# T&LBRR Open House (Pictures)



## tmejia (Jan 2, 2008)

My wife Jacque, daughter Grace and I headed out to Todd and Linda's Tortoise and Lizard Bash Garden Railroad (T&LBRR) Open House.

Words and pictures can in no way describe all that is going on.

Trains running and stopping for each other all automated, animated action from a low rider hopping on a flat car (to the sounds of "Why Can't We Be Friends " by War), a man loading ice into a reefer, hot springs and volcanoes with steam (mist?) coming out, waterfalls, working signal lights, campfires and everywhere you looked there were vignettes among the real vegetation and miniature trees. And everything was working all at the same time, fully automated.
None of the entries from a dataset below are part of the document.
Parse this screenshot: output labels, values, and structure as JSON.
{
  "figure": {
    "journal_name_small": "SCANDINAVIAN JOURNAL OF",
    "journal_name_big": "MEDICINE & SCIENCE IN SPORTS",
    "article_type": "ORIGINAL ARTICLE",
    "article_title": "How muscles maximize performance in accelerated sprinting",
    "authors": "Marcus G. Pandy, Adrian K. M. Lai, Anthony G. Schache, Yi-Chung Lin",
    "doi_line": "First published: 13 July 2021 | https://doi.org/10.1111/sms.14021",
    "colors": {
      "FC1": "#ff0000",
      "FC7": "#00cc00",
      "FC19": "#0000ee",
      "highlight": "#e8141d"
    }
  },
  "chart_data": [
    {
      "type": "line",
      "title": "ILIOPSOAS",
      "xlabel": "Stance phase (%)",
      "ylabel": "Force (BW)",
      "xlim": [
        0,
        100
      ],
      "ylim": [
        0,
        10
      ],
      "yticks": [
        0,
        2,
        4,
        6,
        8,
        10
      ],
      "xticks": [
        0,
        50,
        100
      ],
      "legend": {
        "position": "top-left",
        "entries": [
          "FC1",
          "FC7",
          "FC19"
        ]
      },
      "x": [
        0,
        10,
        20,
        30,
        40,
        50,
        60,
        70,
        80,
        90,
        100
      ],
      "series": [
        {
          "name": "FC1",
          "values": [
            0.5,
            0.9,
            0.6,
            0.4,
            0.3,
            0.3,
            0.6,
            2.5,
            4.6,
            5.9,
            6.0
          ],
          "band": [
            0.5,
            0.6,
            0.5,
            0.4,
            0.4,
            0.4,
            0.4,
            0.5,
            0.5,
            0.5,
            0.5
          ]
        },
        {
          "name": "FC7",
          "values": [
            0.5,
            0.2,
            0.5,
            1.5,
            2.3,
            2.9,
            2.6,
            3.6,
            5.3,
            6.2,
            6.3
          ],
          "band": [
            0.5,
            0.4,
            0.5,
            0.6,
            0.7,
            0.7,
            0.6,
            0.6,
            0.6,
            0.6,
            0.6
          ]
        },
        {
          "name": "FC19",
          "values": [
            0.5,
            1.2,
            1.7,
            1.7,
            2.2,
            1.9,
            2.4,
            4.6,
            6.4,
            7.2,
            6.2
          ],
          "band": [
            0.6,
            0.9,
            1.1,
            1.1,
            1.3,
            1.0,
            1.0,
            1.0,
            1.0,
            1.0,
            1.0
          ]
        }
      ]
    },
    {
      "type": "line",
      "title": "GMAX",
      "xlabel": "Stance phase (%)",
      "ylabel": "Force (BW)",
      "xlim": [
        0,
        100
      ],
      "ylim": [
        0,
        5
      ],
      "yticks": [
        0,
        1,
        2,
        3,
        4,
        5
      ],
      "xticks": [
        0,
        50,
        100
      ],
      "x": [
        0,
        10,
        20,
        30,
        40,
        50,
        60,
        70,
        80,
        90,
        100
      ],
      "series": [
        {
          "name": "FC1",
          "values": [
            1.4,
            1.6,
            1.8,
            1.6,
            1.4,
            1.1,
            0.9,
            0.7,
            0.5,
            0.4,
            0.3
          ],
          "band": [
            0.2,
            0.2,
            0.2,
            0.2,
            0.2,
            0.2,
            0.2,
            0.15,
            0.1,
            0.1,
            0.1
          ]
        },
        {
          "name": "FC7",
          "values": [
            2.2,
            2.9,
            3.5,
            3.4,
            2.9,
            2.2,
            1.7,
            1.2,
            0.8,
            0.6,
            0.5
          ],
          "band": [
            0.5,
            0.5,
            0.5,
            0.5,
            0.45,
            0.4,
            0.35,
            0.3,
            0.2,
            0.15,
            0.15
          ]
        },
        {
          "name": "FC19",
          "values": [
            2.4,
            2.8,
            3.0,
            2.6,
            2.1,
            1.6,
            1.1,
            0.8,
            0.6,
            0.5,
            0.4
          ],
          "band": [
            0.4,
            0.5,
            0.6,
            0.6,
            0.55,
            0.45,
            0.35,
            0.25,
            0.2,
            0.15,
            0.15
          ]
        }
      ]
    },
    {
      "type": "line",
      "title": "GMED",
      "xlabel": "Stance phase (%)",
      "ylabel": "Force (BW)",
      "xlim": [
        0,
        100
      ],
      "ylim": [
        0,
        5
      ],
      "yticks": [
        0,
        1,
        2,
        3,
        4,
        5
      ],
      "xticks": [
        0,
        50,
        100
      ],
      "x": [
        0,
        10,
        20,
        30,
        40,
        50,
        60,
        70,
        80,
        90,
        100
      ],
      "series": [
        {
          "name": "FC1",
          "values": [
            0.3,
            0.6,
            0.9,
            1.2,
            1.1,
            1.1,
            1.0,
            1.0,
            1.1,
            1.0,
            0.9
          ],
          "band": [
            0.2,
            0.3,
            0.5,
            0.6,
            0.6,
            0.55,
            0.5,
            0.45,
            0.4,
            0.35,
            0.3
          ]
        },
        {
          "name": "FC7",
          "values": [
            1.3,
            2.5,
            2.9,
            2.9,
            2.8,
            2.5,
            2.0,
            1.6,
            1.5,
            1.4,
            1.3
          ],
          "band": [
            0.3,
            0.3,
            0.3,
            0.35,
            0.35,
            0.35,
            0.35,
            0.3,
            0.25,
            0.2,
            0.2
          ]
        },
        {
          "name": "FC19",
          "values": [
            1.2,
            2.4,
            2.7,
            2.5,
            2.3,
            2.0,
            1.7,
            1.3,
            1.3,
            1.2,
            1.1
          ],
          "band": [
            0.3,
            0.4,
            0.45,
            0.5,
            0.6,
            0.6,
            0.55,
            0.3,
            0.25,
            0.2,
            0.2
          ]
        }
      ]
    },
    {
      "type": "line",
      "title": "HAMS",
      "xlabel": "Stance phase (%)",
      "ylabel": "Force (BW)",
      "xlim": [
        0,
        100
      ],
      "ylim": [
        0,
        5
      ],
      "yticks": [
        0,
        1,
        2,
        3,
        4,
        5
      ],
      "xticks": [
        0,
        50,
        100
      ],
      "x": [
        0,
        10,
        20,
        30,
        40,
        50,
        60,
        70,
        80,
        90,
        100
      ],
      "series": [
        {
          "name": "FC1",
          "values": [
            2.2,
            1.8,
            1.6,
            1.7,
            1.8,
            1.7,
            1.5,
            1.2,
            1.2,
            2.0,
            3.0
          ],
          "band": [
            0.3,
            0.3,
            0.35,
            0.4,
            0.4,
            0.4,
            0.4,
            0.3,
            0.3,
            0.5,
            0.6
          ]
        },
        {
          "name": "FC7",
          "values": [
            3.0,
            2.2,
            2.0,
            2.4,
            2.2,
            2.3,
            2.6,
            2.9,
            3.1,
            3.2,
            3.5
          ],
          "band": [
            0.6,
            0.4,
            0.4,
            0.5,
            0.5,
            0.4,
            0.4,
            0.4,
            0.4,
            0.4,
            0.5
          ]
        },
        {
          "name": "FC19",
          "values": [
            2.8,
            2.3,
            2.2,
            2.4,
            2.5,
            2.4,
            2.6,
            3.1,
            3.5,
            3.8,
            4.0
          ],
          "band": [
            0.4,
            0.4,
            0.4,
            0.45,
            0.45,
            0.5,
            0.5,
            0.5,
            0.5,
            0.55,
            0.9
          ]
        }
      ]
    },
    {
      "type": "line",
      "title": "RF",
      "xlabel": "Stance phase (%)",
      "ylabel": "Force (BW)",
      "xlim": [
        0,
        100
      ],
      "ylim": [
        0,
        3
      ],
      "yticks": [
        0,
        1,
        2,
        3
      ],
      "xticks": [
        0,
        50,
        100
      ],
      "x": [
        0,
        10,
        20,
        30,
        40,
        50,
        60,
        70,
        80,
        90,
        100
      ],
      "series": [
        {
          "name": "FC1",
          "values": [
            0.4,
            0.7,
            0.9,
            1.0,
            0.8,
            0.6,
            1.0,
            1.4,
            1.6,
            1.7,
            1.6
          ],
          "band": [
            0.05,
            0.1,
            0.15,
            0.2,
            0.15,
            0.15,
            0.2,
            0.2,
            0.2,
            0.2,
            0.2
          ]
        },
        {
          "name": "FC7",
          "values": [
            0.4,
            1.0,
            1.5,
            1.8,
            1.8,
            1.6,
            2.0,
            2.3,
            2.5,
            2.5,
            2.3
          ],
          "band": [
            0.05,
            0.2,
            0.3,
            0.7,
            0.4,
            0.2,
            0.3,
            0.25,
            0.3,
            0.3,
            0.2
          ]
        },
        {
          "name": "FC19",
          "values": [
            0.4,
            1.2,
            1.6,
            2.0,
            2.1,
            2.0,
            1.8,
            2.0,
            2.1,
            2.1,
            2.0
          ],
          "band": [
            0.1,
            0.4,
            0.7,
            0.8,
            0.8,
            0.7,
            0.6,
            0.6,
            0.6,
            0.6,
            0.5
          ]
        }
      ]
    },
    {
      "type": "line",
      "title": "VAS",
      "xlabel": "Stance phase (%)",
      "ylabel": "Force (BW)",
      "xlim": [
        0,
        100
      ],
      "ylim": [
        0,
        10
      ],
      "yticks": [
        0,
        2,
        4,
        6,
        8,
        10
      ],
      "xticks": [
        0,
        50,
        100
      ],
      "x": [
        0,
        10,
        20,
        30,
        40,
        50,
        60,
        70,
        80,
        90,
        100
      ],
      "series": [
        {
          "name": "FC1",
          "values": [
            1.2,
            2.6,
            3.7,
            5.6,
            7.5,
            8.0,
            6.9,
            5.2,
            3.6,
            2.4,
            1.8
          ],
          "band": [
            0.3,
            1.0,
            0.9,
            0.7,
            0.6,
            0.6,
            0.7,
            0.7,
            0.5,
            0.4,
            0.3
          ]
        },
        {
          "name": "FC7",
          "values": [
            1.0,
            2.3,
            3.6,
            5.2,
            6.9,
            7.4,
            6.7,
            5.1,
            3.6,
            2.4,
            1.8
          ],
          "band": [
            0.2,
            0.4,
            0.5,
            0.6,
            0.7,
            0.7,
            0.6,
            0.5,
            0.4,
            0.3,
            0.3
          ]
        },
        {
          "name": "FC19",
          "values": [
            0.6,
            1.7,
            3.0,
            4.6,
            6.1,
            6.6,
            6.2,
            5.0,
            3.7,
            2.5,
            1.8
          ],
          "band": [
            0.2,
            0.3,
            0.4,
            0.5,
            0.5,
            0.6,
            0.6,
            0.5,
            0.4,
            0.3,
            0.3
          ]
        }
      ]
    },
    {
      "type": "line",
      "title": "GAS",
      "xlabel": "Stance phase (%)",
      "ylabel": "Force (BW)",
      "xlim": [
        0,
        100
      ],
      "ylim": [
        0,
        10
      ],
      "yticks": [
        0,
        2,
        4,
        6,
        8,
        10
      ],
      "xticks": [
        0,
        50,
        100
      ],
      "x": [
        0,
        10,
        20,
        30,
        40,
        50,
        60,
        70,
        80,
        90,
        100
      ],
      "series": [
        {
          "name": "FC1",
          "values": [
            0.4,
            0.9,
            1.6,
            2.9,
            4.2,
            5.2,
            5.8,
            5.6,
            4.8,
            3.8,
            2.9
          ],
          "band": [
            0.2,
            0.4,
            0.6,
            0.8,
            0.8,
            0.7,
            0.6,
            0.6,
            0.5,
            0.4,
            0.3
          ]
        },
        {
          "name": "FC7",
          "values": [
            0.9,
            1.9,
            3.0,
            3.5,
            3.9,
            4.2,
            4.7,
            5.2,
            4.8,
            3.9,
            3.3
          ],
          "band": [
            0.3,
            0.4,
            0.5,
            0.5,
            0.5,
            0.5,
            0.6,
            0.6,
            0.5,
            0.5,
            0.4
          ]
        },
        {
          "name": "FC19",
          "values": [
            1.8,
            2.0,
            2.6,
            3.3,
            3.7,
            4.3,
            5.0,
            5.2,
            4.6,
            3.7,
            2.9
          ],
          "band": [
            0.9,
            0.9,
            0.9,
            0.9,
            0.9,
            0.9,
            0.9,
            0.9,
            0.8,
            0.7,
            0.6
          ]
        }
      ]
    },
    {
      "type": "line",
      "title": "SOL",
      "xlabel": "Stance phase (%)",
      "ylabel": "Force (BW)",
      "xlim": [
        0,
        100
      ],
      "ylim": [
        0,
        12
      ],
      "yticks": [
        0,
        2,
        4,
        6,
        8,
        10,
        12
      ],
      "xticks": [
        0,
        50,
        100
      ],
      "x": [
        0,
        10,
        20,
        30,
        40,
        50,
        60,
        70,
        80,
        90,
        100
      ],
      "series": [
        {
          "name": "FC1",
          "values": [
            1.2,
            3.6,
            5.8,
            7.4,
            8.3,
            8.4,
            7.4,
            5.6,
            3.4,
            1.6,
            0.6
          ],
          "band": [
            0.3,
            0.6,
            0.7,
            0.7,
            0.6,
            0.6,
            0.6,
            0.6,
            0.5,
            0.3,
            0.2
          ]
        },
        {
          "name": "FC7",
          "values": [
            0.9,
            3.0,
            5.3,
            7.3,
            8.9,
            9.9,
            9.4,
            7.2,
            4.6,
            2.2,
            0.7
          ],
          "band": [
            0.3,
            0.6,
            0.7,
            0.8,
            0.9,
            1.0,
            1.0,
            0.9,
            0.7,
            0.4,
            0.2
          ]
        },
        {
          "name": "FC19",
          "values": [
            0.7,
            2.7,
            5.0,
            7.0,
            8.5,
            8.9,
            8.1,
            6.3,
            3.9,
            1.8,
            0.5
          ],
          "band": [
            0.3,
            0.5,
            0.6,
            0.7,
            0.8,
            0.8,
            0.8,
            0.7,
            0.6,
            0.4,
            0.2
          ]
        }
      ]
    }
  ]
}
So here are a few pictures.










Volcanoes steaming as train passes under a waterfall










Everywhere you looked there was a vignette among the vegetation.










Got some pictures for future weathering 










Hot springs scene










Overall view of Todd and Linda's front yard










A very peaceful scene










My personal favorite. The propeller is spinning.










I like this ore scene too.










Grace liked this canoe scene.










Grace pointing out something to Jacque.

We had a great time. Thank you Todd and Linda.

I'm glad I was able to see in it person because the T&LBRR is one amazing Garden Railroad.

We did see a Lizard but it was a little too warm so the Tortoises (2) were burrowed into the hillside staying cool.

Tommy
Rio Gracie


----------



## catherine yronwode (Oct 9, 2013)

What a delightful layout. Thanks for sharing. I love the whimsy and the light-heartedness -- and the automation looks incredible. Lots of intense topiary work, too -- a very mannerly and well-tended garden. 

Funny note: I have the cowboy with the red bandana on my layout too --- when i saw him there i had this weird moment of wonderment about how long it must have taken him to get down to Southern California on horseback.... or did he take the train? LOL!


----------



## toddalin (Jan 4, 2008)

Thanks for the kind words.

It was our pleasure having you out to the house. We will be doing this again the last weekend in Sept, and maybe sometime in between if anyone else would like to see it.

(This is a great railroad to get your significant other to come see for approval on your next project.  )


----------